Our overall best practices for using your web3 wallet are:

  1. Generate your keys securely (on a newly reset, offline device if possible).
  2. Only buy your hardware wallets directly from the manufacturer (don’t buy from shopping sites like Amazon or from resellers).
  3. Keep your device, such as mobile phone or desktop, clear of malware and frequently updated to the latest security patch.
  4. Have multiple wallets.
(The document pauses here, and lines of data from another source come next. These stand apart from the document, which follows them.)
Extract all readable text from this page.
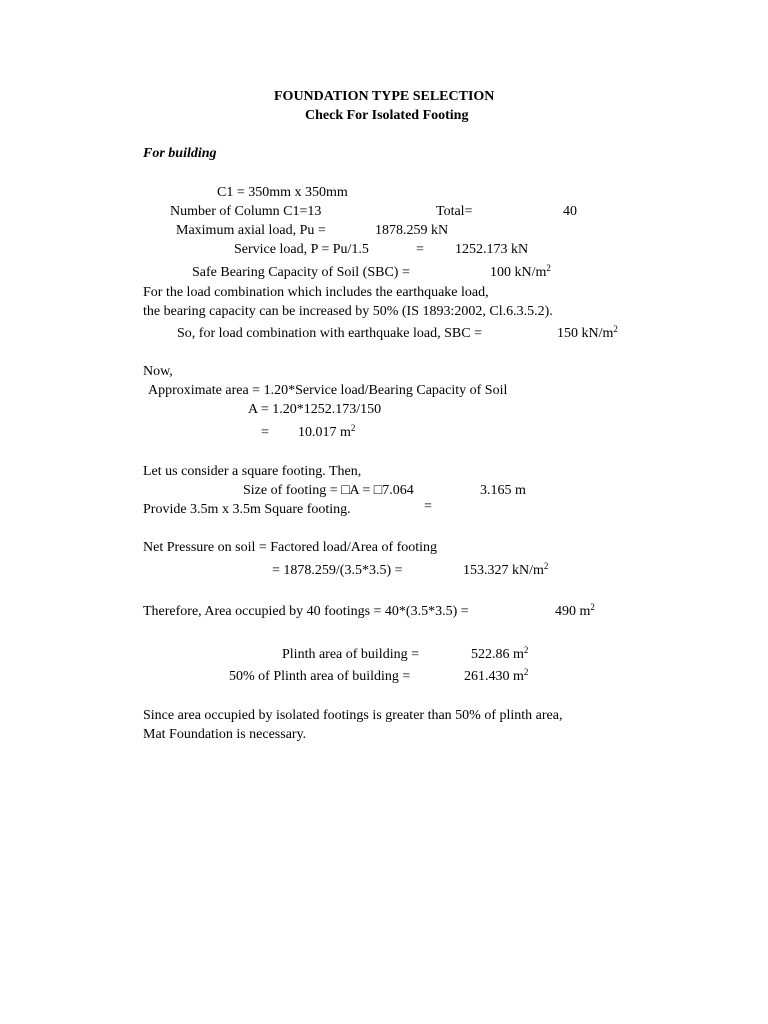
FOUNDATION TYPE SELECTION
Check For Isolated Footing
For building
C1 = 350mm x 350mm
Number of Column C1=13	Total=	40
Maximum axial load, Pu =	1878.259 kN
Service load, P = Pu/1.5	= 1252.173 kN
Safe Bearing Capacity of Soil (SBC) =	100 $kN/m^2$
For the load combination which includes the earthquake load,
the bearing capacity can be increased by 50% (IS 1893:2002, Cl.6.3.5.2).
So, for load combination with earthquake load, SBC =	150 $kN/m^2$
Now,
Approximate area = 1.20*Service load/Bearing Capacity of Soil
A = 1.20*1252.173/150
= 10.017 $m^2$
Let us consider a square footing. Then,
Size of footing = □A = □7.064	3.165 m
Provide 3.5m x 3.5m Square footing.	=
Net Pressure on soil = Factored load/Area of footing
= 1878.259/(3.5*3.5) =	153.327 $kN/m^2$
Therefore, Area occupied by 40 footings = 40*(3.5*3.5) =	490 $m^2$
Plinth area of building =	522.86 $m^2$
50% of Plinth area of building =	261.430 $m^2$
Since area occupied by isolated footings is greater than 50% of plinth area,
Mat Foundation is necessary.
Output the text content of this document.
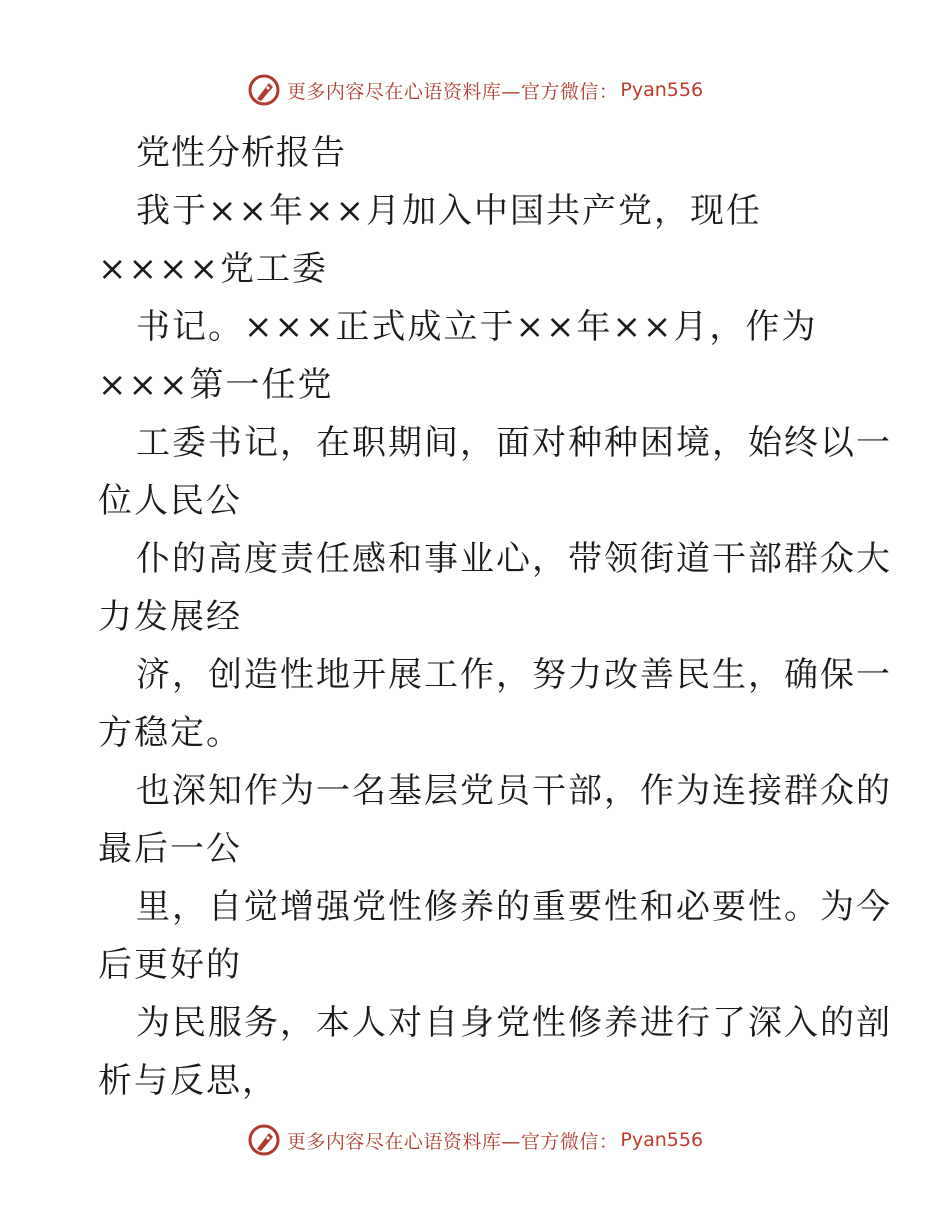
更多内容尽在心语资料库—官方微信： Pyan556
党性分析报告
我于××年××月加入中国共产党，现任
××××党工委
书记。×××正式成立于××年××月，作为
×××第一任党
工委书记，在职期间，面对种种困境，始终以一
位人民公
仆的高度责任感和事业心，带领街道干部群众大
力发展经
济，创造性地开展工作，努力改善民生，确保一
方稳定。
也深知作为一名基层党员干部，作为连接群众的
最后一公
里，自觉增强党性修养的重要性和必要性。为今
后更好的
为民服务，本人对自身党性修养进行了深入的剖
析与反思，
更多内容尽在心语资料库—官方微信： Pyan556
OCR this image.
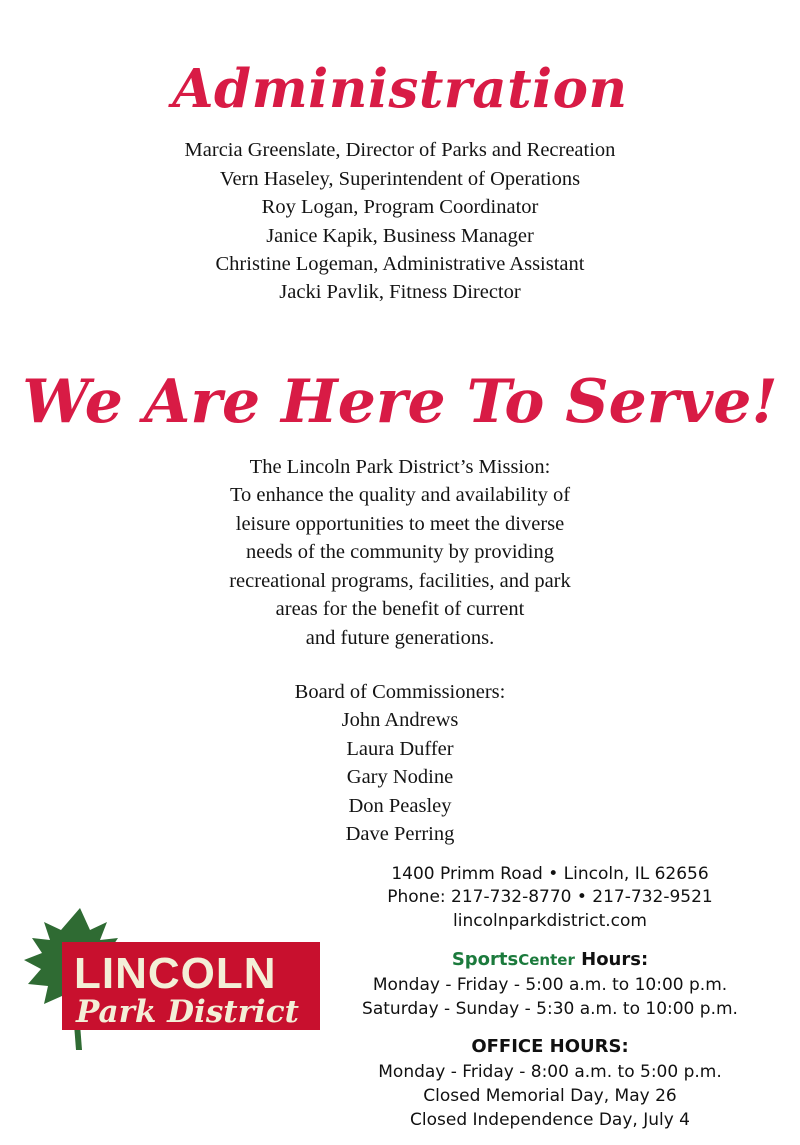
Administration
Marcia Greenslate, Director of Parks and Recreation
Vern Haseley, Superintendent of Operations
Roy Logan, Program Coordinator
Janice Kapik, Business Manager
Christine Logeman, Administrative Assistant
Jacki Pavlik, Fitness Director
We Are Here To Serve!
The Lincoln Park District’s Mission:
To enhance the quality and availability of
leisure opportunities to meet the diverse
needs of the community by providing
recreational programs, facilities, and park
areas for the benefit of current
and future generations.
Board of Commissioners:
John Andrews
Laura Duffer
Gary Nodine
Don Peasley
Dave Perring
1400 Primm Road • Lincoln, IL 62656
Phone: 217-732-8770 • 217-732-9521
lincolnparkdistrict.com
SportsCenter Hours:
Monday - Friday - 5:00 a.m. to 10:00 p.m.
Saturday - Sunday - 5:30 a.m. to 10:00 p.m.
OFFICE HOURS:
Monday - Friday - 8:00 a.m. to 5:00 p.m.
Closed Memorial Day, May 26
Closed Independence Day, July 4
LINCOLN
Park District
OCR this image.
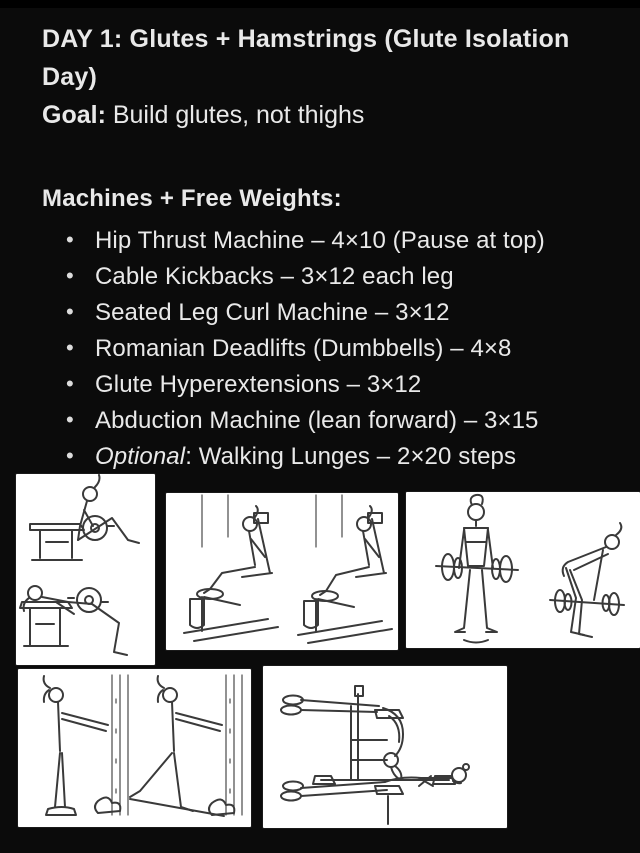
DAY 1: Glutes + Hamstrings (Glute Isolation
Day)

Goal: Build glutes, not thighs

Machines + Free Weights:
• Hip Thrust Machine – 4×10 (Pause at top)
• Cable Kickbacks – 3×12 each leg
• Seated Leg Curl Machine – 3×12
• Romanian Deadlifts (Dumbbells) – 4×8
• Glute Hyperextensions – 3×12
• Abduction Machine (lean forward) – 3×15
• Optional: Walking Lunges – 2×20 steps
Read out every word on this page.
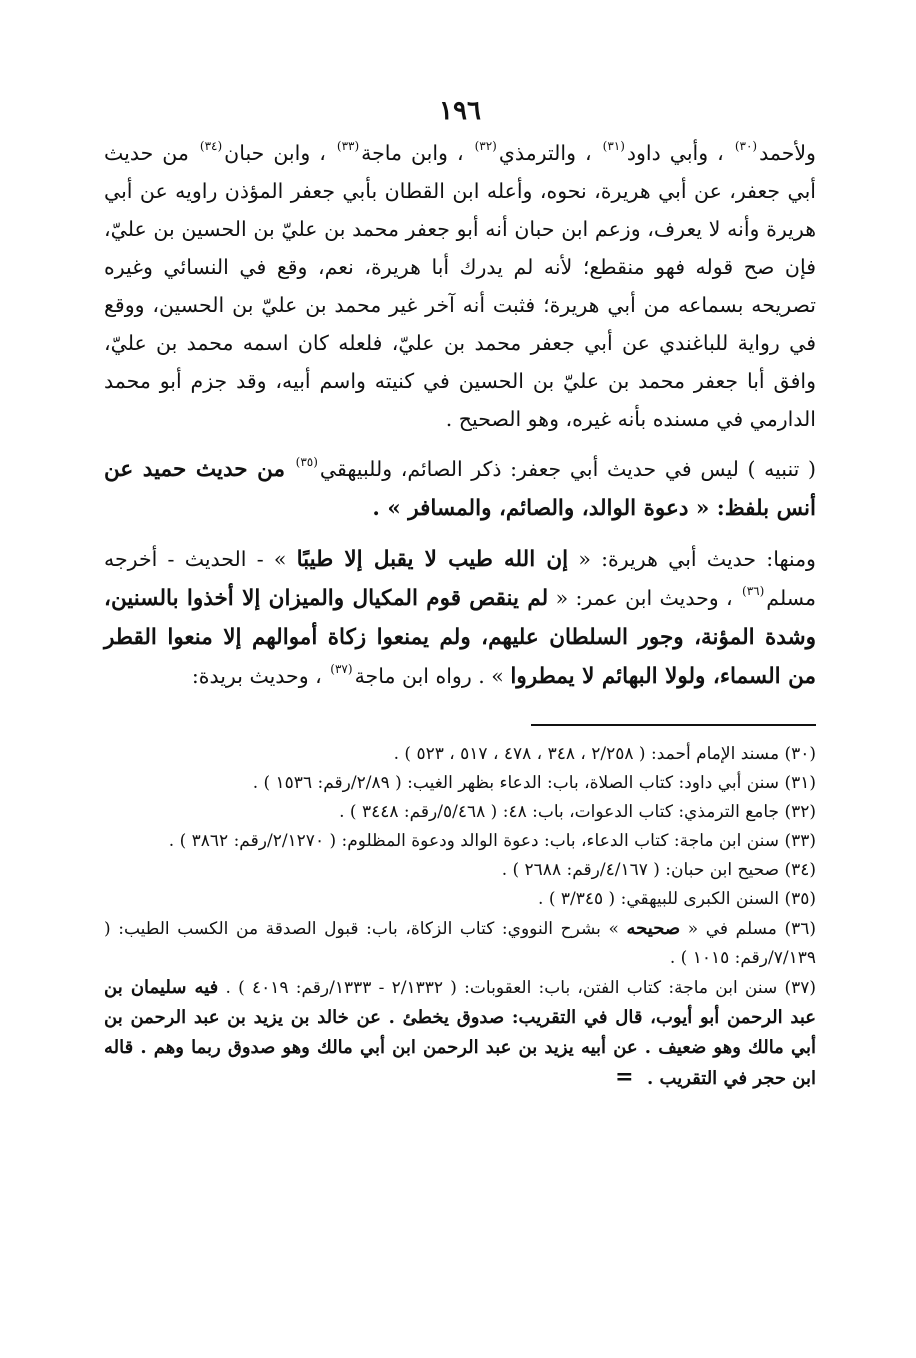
١٩٦

ولأحمد$^{(٣٠)}$ ، وأبي داود$^{(٣١)}$ ، والترمذي$^{(٣٢)}$ ، وابن ماجة$^{(٣٣)}$ ، وابن حبان$^{(٣٤)}$ من حديث أبي جعفر، عن أبي هريرة، نحوه، وأعله ابن القطان بأبي جعفر المؤذن راويه عن أبي هريرة وأنه لا يعرف، وزعم ابن حبان أنه أبو جعفر محمد بن عليّ بن الحسين بن عليّ، فإن صح قوله فهو منقطع؛ لأنه لم يدرك أبا هريرة، نعم، وقع في النسائي وغيره تصريحه بسماعه من أبي هريرة؛ فثبت أنه آخر غير محمد بن عليّ بن الحسين، ووقع في رواية للباغندي عن أبي جعفر محمد بن عليّ، فلعله كان اسمه محمد بن عليّ، وافق أبا جعفر محمد بن عليّ بن الحسين في كنيته واسم أبيه، وقد جزم أبو محمد الدارمي في مسنده بأنه غيره، وهو الصحيح .

( تنبيه ) ليس في حديث أبي جعفر: ذكر الصائم، وللبيهقي$^{(٣٥)}$ من حديث حميد عن أنس بلفظ: « دعوة الوالد، والصائم، والمسافر » .

ومنها: حديث أبي هريرة: « إن الله طيب لا يقبل إلا طيبًا » - الحديث - أخرجه مسلم$^{(٣٦)}$ ، وحديث ابن عمر: « لم ينقص قوم المكيال والميزان إلا أخذوا بالسنين، وشدة المؤنة، وجور السلطان عليهم، ولم يمنعوا زكاة أموالهم إلا منعوا القطر من السماء، ولولا البهائم لا يمطروا » . رواه ابن ماجة$^{(٣٧)}$ ، وحديث بريدة:

(٣٠) مسند الإمام أحمد: ( ٢/٢٥٨ ، ٣٤٨ ، ٤٧٨ ، ٥١٧ ، ٥٢٣ ) .

(٣١) سنن أبي داود: كتاب الصلاة، باب: الدعاء بظهر الغيب: ( ٢/٨٩/رقم: ١٥٣٦ ) .

(٣٢) جامع الترمذي: كتاب الدعوات، باب: ٤٨: ( ٥/٤٦٨/رقم: ٣٤٤٨ ) .

(٣٣) سنن ابن ماجة: كتاب الدعاء، باب: دعوة الوالد ودعوة المظلوم: ( ٢/١٢٧٠/رقم: ٣٨٦٢ ) .

(٣٤) صحيح ابن حبان: ( ٤/١٦٧/رقم: ٢٦٨٨ ) .

(٣٥) السنن الكبرى للبيهقي: ( ٣/٣٤٥ ) .

(٣٦) مسلم في « صحيحه » بشرح النووي: كتاب الزكاة، باب: قبول الصدقة من الكسب الطيب: ( ٧/١٣٩/رقم: ١٠١٥ ) .

(٣٧) سنن ابن ماجة: كتاب الفتن، باب: العقوبات: ( ٢/١٣٣٢ - ١٣٣٣/رقم: ٤٠١٩ ) . فيه سليمان بن عبد الرحمن أبو أيوب، قال في التقريب: صدوق يخطئ . عن خالد بن يزيد بن عبد الرحمن بن أبي مالك وهو ضعيف . عن أبيه يزيد بن عبد الرحمن ابن أبي مالك وهو صدوق ربما وهم . قاله ابن حجر في التقريب . =
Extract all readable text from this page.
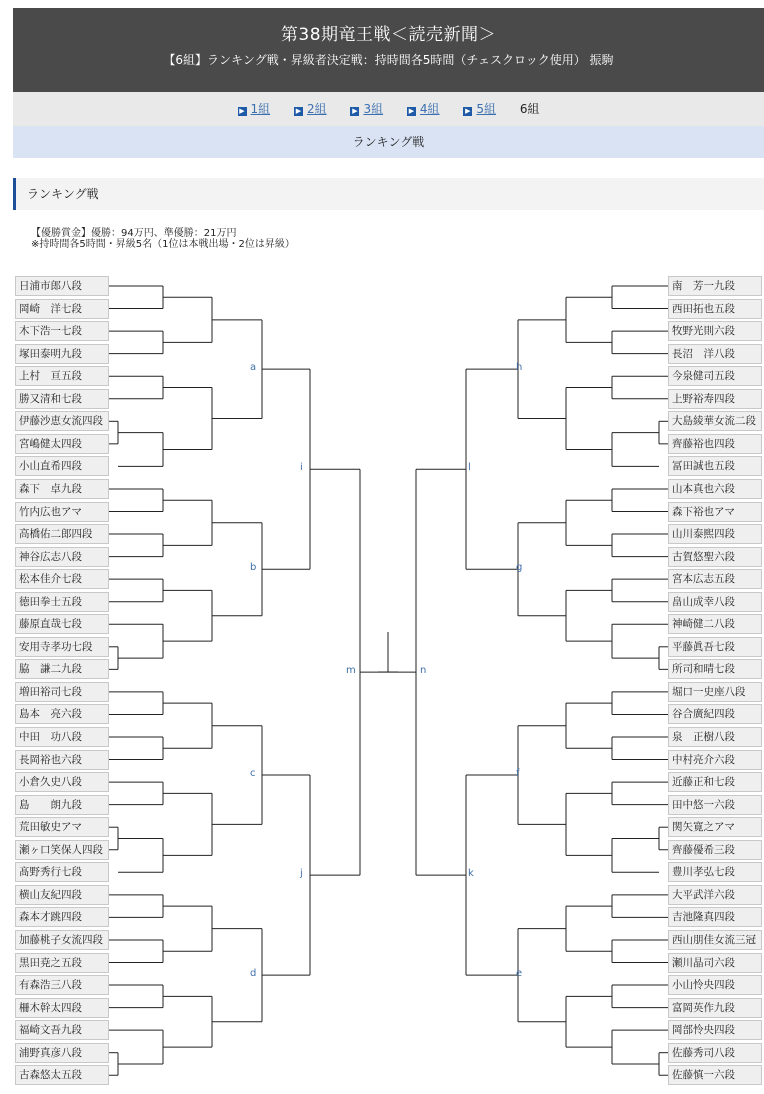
第38期竜王戦＜読売新聞＞
【6組】ランキング戦・昇級者決定戦：持時間各5時間（チェスクロック使用） 振駒
▶ 1組	▶ 2組	▶ 3組	▶ 4組	▶ 5組 6組
ランキング戦
ランキング戦
【優勝賞金】優勝：94万円、準優勝：21万円
※持時間各5時間・昇級5名（1位は本戦出場・2位は昇級）
日浦市郎八段
岡崎　洋七段
木下浩一七段
塚田泰明九段
上村　亘五段
勝又清和七段
伊藤沙恵女流四段
宮嶋健太四段
小山直希四段
森下　卓九段
竹内広也アマ
高橋佑二郎四段
神谷広志八段
松本佳介七段
徳田拳士五段
藤原直哉七段
安用寺孝功七段
脇　謙二九段
増田裕司七段
島本　亮六段
中田　功八段
長岡裕也六段
小倉久史八段
島　　朗九段
荒田敏史アマ
瀬ヶ口笑保人四段
髙野秀行七段
横山友紀四段
森本才跳四段
加藤桃子女流四段
黒田尭之五段
有森浩三八段
柵木幹太四段
福崎文吾九段
浦野真彦八段
古森悠太五段
南　芳一九段
西田拓也五段
牧野光則六段
長沼　洋八段
今泉健司五段
上野裕寿四段
大島綾華女流二段
齊藤裕也四段
冨田誠也五段
山本真也六段
森下裕也アマ
山川泰熙四段
古賀悠聖六段
宮本広志五段
畠山成幸八段
神崎健二八段
平藤眞吾七段
所司和晴七段
堀口一史座八段
谷合廣紀四段
泉　正樹八段
中村亮介六段
近藤正和七段
田中悠一六段
関矢寛之アマ
齊藤優希三段
豊川孝弘七段
大平武洋六段
吉池隆真四段
西山朋佳女流三冠
瀬川晶司六段
小山怜央四段
富岡英作九段
岡部怜央四段
佐藤秀司八段
佐藤慎一六段
a
b
c
d
i
j
m
h
g
f
e
l
k
n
Separate your daily use wallet from the wallet where you keep the bulk of your funds.
  5. Consider creating a separate VM on your computer and only using it for hot wallet transactions.
  6. Be vigilant — Always double check your transactions, recipient addresses, and browser URL. And if something sounds too good to be true, it probably is.

Closing thoughts

You can never be too careful about your wallet security: even if you don’t hold much crypto, it is always good to be aware of the underlying risks and how to secure against them. Cryptography is a good tool against adversaries — but it alone is not enough to protect you from con-men, misleading webpages, phony giveaways, and malware.

And most importantly, no amount of encryption and no hardware wallet can protect you from simply making a bad decision, being tricked. Practice due diligence when swapping tokens, and use dApps that are known and reputable, and don’t trust — verify whenever possible.

In terms of smart contract risk, auditors and whitehats from bug bounty programs in DeFi do their best to ensure that this is minimized as much as possible. But in terms of personal wallet security — it’s mostly on you to learn the risks and how to mitigate it.

Don’t let that stop you from exploring and interacting with crypto dApps and DeFi. There’s a world of opportunity out there, but just remember to take the necessary precautions.